La nueva estrategia de los regímenes autoritarios tiene que ver más con la manipulación y la propaganda en línea que con el bloqueo puro y duro. Cierto, países como China, Arabia Saudita o Irán todavía efectúan un filtraje severo dirigido sobre todo a sitios de microblogging y a las redes sociales, que incluso tiende a acentuarse en periodos de tensión, pero sus internautas continúan aprendiendo a evadir la censura. China reforzó la Gran Muralla electrónica y arremetió contra el anonimato de los internautas y de los usuarios de teléfonos móviles.

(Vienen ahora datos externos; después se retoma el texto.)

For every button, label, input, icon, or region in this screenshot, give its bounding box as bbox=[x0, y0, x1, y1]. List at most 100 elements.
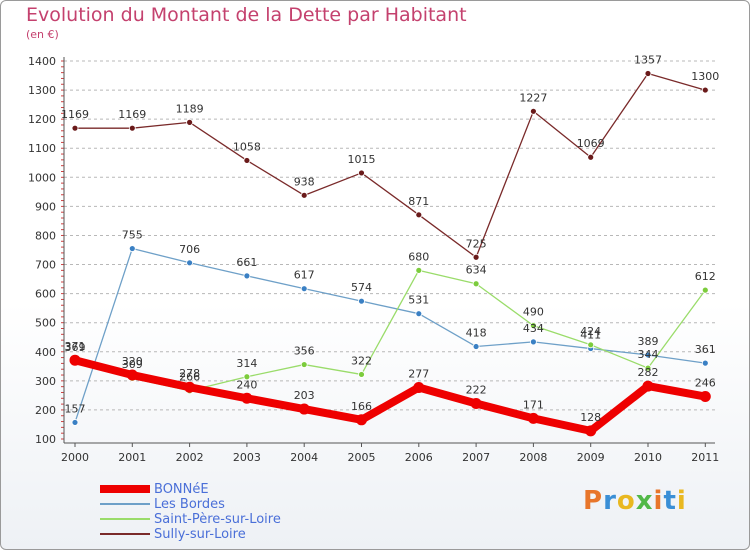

Uzbekistán, Siria, Vietnam –sólo por citar algunos– aumentaron la censura para acallar el eco de las revoluciones que agitaban al mundo árabe.

 

Hoy en día, uno de cada tres internautas no tiene acceso a un Internet libre. Se resta importancia a la censura de la Red. Unos sesenta países practican la censura, ya sea a través del filtraje o del acoso a los usuarios activos. Otros podrían unírseles en los próximos meses y años. Por primera vez, Bangladesh bloqueó el acceso a sitios web debido a videos considerados ofensivos para el Profeta. Camboya censuró sitios informativos.

 

Los arrestos de blogueros y ciberciudadanos persisten, en 2010 se mantuvieron en el mismo nivel que el año precedente. Actualmente, 119 ciberciudadanos se encuentran en prisión; en marzo de 2010 lo estaban 120. Si bien en el año 2010 varios blogueros conocidos fueron liberados, como Kareem Amer, en Egipto, algunos días después de que finalizara su pena, o Adnan Hadjizade y Emin Milli, en Azerbaiyán, las autoridades han encontrado nuevos métodos para limitar la libertad de acción de blogueros y ciberdisidentes. Las falsas liberaciones –como la del defensor de la causa mongola, Hada, en China–, las desapariciones forzadas, así como los arrestos domiciliarios, se multiplican.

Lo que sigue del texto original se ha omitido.